Internal Warnings About Vanishing Teams

Internal paperwork and staff alerts obtained by The New York Times describe a sharply downsized Poxvirus and Rabies branch inside CDC. The Times reports the poxvirus team is expected to have no members by July and says the rabies group will shrink to a single clinician-advisor. Public health experts told the outlet that such a bare-bones crew will limit CDC's ability to give states round-the-clock technical backup. The reporting also notes CDC started reviewing its test menu in late 2024 while overhauling its lab services.

The Cuts That Set This Up

This pause lands on top of a rough 2025 for CDC staffing, when layoffs and program reductions trimmed lab fellowships and other technical positions that once shored up surge capacity. Reporting by The Associated Press outlined losses among Laboratory Leadership Service fellows and other lab staff that public health leaders say thinned the bench of experts available to support state labs. Officials and outside experts have warned that those earlier cuts left fewer seasoned scientists for after-hours calls and fast troubleshooting when something scary pops up.

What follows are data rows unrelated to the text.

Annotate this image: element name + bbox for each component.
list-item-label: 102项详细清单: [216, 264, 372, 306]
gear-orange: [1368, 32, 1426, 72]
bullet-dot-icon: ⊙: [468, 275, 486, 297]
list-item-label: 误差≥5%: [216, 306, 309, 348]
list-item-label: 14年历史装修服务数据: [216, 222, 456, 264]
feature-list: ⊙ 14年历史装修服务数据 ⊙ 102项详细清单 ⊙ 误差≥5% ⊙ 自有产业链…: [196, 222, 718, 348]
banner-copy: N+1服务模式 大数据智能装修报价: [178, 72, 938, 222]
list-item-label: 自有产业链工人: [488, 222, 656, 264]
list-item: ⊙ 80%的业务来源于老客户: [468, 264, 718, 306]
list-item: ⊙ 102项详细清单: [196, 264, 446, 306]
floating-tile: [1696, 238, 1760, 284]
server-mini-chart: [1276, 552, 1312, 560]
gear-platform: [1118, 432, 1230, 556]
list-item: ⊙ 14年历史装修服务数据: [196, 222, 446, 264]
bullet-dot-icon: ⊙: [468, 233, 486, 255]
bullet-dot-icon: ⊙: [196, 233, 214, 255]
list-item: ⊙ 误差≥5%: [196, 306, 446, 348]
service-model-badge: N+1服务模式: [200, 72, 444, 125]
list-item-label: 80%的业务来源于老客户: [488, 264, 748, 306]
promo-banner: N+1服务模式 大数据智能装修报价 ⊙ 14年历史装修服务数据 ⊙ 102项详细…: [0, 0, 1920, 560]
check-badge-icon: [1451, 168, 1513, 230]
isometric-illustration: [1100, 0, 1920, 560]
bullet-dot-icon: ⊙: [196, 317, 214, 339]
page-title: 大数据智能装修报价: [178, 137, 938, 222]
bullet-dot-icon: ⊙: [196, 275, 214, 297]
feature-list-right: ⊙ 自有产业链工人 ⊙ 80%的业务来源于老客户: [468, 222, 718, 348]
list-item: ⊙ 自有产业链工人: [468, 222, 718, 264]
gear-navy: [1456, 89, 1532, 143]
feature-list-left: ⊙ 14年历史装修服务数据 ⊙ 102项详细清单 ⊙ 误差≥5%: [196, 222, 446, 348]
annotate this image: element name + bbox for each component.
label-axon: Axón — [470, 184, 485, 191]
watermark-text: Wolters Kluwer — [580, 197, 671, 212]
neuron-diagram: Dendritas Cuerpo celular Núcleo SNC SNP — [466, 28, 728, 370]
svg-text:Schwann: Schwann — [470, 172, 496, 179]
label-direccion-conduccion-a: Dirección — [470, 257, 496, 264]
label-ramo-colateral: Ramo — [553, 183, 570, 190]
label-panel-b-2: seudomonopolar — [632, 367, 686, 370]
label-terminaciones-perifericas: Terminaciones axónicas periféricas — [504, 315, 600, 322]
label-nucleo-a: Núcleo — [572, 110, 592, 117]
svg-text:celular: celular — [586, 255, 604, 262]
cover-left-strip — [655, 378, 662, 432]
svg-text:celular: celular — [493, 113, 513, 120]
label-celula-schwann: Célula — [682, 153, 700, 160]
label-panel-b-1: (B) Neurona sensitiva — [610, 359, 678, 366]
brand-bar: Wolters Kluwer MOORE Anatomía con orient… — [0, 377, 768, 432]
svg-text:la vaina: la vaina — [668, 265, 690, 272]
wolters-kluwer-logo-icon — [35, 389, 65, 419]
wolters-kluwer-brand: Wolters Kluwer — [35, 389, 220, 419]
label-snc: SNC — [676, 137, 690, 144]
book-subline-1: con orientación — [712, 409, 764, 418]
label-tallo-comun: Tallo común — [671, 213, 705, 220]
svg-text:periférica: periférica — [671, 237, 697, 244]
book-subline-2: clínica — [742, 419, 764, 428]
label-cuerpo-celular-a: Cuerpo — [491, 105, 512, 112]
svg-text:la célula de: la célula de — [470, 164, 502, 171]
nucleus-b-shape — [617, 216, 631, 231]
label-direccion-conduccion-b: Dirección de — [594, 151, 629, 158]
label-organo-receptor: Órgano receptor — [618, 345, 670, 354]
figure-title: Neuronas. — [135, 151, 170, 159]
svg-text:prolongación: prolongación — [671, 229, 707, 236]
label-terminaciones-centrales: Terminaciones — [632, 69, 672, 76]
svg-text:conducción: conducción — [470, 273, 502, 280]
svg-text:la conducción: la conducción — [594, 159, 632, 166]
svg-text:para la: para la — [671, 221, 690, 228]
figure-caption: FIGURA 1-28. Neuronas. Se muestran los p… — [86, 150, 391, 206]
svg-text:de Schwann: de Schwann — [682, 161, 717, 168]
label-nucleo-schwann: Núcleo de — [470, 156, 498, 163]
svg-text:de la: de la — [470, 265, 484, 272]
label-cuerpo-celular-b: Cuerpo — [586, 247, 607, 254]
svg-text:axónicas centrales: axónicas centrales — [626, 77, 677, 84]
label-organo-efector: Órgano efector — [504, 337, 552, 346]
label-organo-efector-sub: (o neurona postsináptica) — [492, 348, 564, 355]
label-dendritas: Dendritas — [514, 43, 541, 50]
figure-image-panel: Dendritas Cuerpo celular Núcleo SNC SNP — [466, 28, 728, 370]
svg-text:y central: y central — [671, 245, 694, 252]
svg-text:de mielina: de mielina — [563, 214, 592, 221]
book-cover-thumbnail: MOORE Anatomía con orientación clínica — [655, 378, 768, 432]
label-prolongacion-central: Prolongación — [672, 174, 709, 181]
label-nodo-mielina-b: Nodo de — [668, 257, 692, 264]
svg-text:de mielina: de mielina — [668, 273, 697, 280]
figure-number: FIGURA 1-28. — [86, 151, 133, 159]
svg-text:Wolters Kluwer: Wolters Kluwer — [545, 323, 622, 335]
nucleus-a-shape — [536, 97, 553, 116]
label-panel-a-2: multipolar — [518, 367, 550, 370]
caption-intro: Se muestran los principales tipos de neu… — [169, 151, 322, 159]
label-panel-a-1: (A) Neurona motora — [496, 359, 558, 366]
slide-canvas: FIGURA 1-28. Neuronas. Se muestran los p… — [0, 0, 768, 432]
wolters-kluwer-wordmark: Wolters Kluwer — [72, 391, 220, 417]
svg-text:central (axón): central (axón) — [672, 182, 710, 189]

How State Labs Are Scrambling

CDC guidance has long told submitters to start with state public health labs and, when needed, turn to commercial reference labs. The updated listings stay the course on that strategy and include contact details for technical questions. The agency's specimen submission page nudges users toward the Test Directory and CDC points of contact while the assays are offline. In the meantime, many state labs say they are racing to lock in contracts with reference labs and to build up in-house testing for the kinds of rare, high-consequence cases CDC used to handle directly.

Why The Pause Has Folks Spooked

Public health officials warn that less federal testing capacity and fewer subject-matter experts could slow detection of emerging threats such as avian influenza and make life harder during big international gatherings. The New York Times cites officials who worry the gaps could hit preparedness around events like the World Cup and major national celebrations. "In relative peacetime of no major outbreaks, no major pandemics, it’ll be fine," Jill Taylor told the outlet, a line many read as a warning that systems trimmed down in calm times can crack under pressure.

CDC describes the shake-up as part of an internal re-evaluation of its laboratory offerings. State and local health departments, for their part, say they are urgently mapping out how to patch the lost capacity. We will keep an eye on further CDC updates and statements from state labs as they hammer out their backup plans.